Carla Zampatti’s Reflections In The Rain

By Seth Khouri

For Resort 26, Carla Zampatti transformed the Park Hyatt boardwalk into its runway. Against the glow of Sydney Harbour and with the Opera House standing in quiet grandeur, Reflections unfolded as an homage to the enduring codes of the house. Sydney, however, had other plans. A forecasted clear evening gave way to rain, soaking guests and models alike. Still, the unexpected weather only heightened the mood—as though designer Tanya Emon Beattie had quietly enlisted the storm itself, amplifying the collection’s romance by degrees.
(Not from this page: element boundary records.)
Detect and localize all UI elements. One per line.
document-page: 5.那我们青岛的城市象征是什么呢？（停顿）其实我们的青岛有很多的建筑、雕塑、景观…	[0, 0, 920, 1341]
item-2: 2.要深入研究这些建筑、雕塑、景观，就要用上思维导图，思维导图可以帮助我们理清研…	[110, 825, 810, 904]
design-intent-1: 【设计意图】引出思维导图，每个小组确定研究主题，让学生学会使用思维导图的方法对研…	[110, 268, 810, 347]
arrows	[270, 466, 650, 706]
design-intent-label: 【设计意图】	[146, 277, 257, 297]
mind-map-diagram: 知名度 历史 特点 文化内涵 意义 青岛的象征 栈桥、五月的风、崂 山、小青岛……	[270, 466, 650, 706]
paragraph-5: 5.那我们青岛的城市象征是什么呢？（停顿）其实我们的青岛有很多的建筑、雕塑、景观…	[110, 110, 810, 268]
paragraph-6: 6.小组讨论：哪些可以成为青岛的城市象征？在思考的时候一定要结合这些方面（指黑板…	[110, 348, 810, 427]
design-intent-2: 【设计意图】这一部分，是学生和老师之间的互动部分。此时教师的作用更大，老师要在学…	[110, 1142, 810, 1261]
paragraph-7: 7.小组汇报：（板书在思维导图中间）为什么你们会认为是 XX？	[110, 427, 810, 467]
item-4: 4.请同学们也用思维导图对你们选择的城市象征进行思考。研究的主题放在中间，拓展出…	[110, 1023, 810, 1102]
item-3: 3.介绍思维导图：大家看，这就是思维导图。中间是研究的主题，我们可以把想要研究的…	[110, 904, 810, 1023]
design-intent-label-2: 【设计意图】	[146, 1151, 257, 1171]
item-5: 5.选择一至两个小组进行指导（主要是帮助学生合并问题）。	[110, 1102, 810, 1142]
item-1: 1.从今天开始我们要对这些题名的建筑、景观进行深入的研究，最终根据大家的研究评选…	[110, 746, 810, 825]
The forty-five-look collection opened with a restrained palette of black and white. Powersuits, buttoned trenches, feather-trimmed shirting, and pleated dresses illustrated Beattie’s ongoing reinterpretation of Zampatti’s house codes. The opening look—a floor-length black trench, buttoned below the hip before giving way to a dramatic slit—offered a study in subversion, with puffed, flared wrists disrupting its severity and lending the silhouette a subtle sense of drama. Elsewhere, tailoring retained the assured glamour long synonymous with the house, balancing structure with fluidity rather than allowing either to dominate.

While Zampatti’s codes date back to 1965, something became lost in translation as Beattie disrupted the collection’s tonal narrative. Following the monochrome opening came a kaleidoscope of lilac, cherry red, and moss green. In isolation, each spoke to Beattie’s playful command of colour—something Zampatti herself understood well. Together, however, the shift felt abrupt, sacrificing cohesion for contrast and leaving the collection momentarily disjointed. The tension lay not in experimentation itself, but in sequencing; with Beattie occasionally struggling to reconcile its competing moods.

Elsewhere, a sheer crystal pencil skirt, embellished with leopard-like crystal motifs and tasselled feather detailing, was paired with a sculptural black blouse. Its exaggerated boat neckline projected outward, lending the silhouette a sense of structure, while softly curved sleeves tempered its severity. Later, a moss-green silk blouse-and-trouser set offered a moment of restraint—an elegant proposition for the everyday Australian woman long central to the Zampatti ethos. It was in these quieter moments that the collection felt most assured, speaking to the enduring appeal of clothes designed to be worn rather than merely observed.Reflections ultimately succeeded where it mattered most: in reaffirming the visual language of Carla Zampatti while allowing space for Beattie’s own perspective to emerge. Although occasionally uneven in tone, the collection nevertheless suggested a designer increasingly comfortable negotiating the balance between preservation and renewal.